The impact that the COVID-19 pandemic has had – and continues to have – on the mental health of doctors must not be underestimated, and action is needed now.
That was the very clear message from the BMA’s annual representative meeting, which has called on the Government and NHS to make resources widely and rapidly available for all healthcare workers who need mental health support.
Speaking for the BMA’s retired members forum, Buckinghamshire locum GP Gill Beck described the pressures that doctors had faced in 2020 – anxiety over a lack of PPE (personal protective equipment), the disproportionate impact on colleagues from ethnic minorities, the grief, the damage of having to watch impotently as non-COVID patients suffered due to the withdrawal of investigations and treatment.
She also cited the ongoing excess workload as doctors tried desperately to solve the backlog of care. ‘And there’s the increasing prevalence of neuropsychological symptoms associated with “long COVID” – the brain fog, cognitive dysfunction, reduced ability to process information, with the detrimental effect on mental health as doctors fear losing their careers.’
Lack of support
Where, Dr Beck asked, are the NHS plan and government resources to help these doctors?
It’s not as if it couldn’t have been anticipated – mental morbidity due to SARS was well-documented, she added. ‘So I ask again, where were the Government’s plans to manage the expected surge in mental ill health due to the pandemic?’
Existing support services such as the NHS practitioner health service lacked resources to deal with issues raised by COVID, and while the BMA’s wellbeing services were appreciated – and the fact it was working with the mental health charity Mind was welcomed – more needed to be done.

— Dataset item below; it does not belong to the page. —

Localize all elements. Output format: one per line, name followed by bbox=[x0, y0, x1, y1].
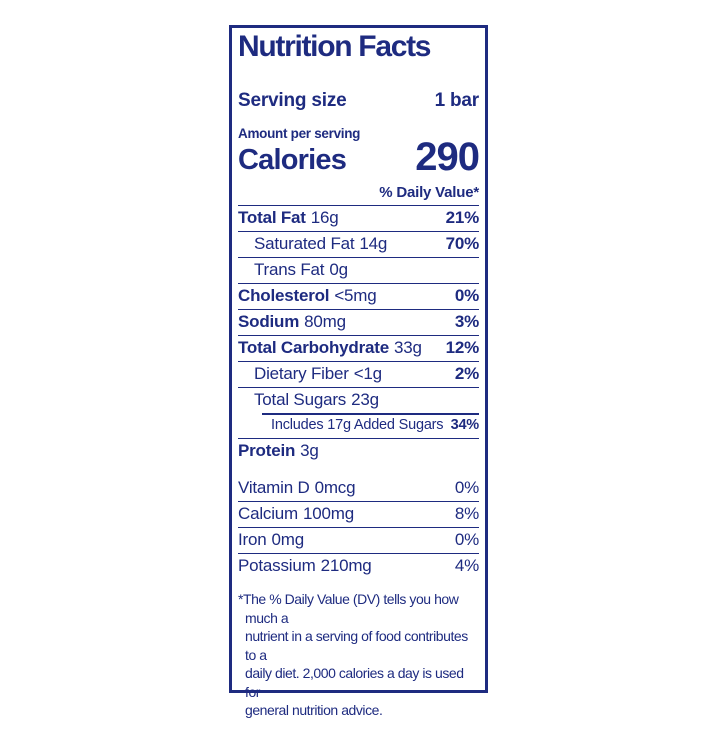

Some LMCs were funding services for their GPs, other doctors were being referred to local talking therapy services with waiting times of up to six months.
‘What do our colleagues need – apart from a government that could give a damn?’ she asked. ‘Workplace recognition and support, rapid access to psychiatric and psychological services where needed, neuropsychiatric services integrated into multidisciplinary teams for long COVID patients.’
There was potential for colleagues to experience anxiety, grief, unresolved anger, depression, moral injury and even PTSD as a result of their experiences
Providing these services at scale and rapidly would be challenging, she conceded, but there’s a real need. She pointed to the BMA’s own survey in which 41 per cent of the members who responded reported mental ill health, and many said they had no access to NHS support services. ‘This is disgraceful – we are facing an epidemic, potentially, of mental ill health as staff struggle to cope with their COVID experiences. The Government must honour its obligations – our colleagues must be given the support needed to heal.’
She was backed by BMA council chair Chaand Nagpaul, who outlined some of the challenges faced by doctors during the pandemic. ‘There were some harrowing experiences – I had a junior doctor tell me how it felt to be looking after their consultant on a ventilator. That’s the sort of scenes and experiences doctors have faced.’
Doctors agreed that there was potential for colleagues to experience anxiety, grief, unresolved anger, depression, moral injury and even PTSD as a result of their experiences – and insisted that governments and NHS departments must without delay make resources widely and rapidly available for all health workers and carers who need mental health support.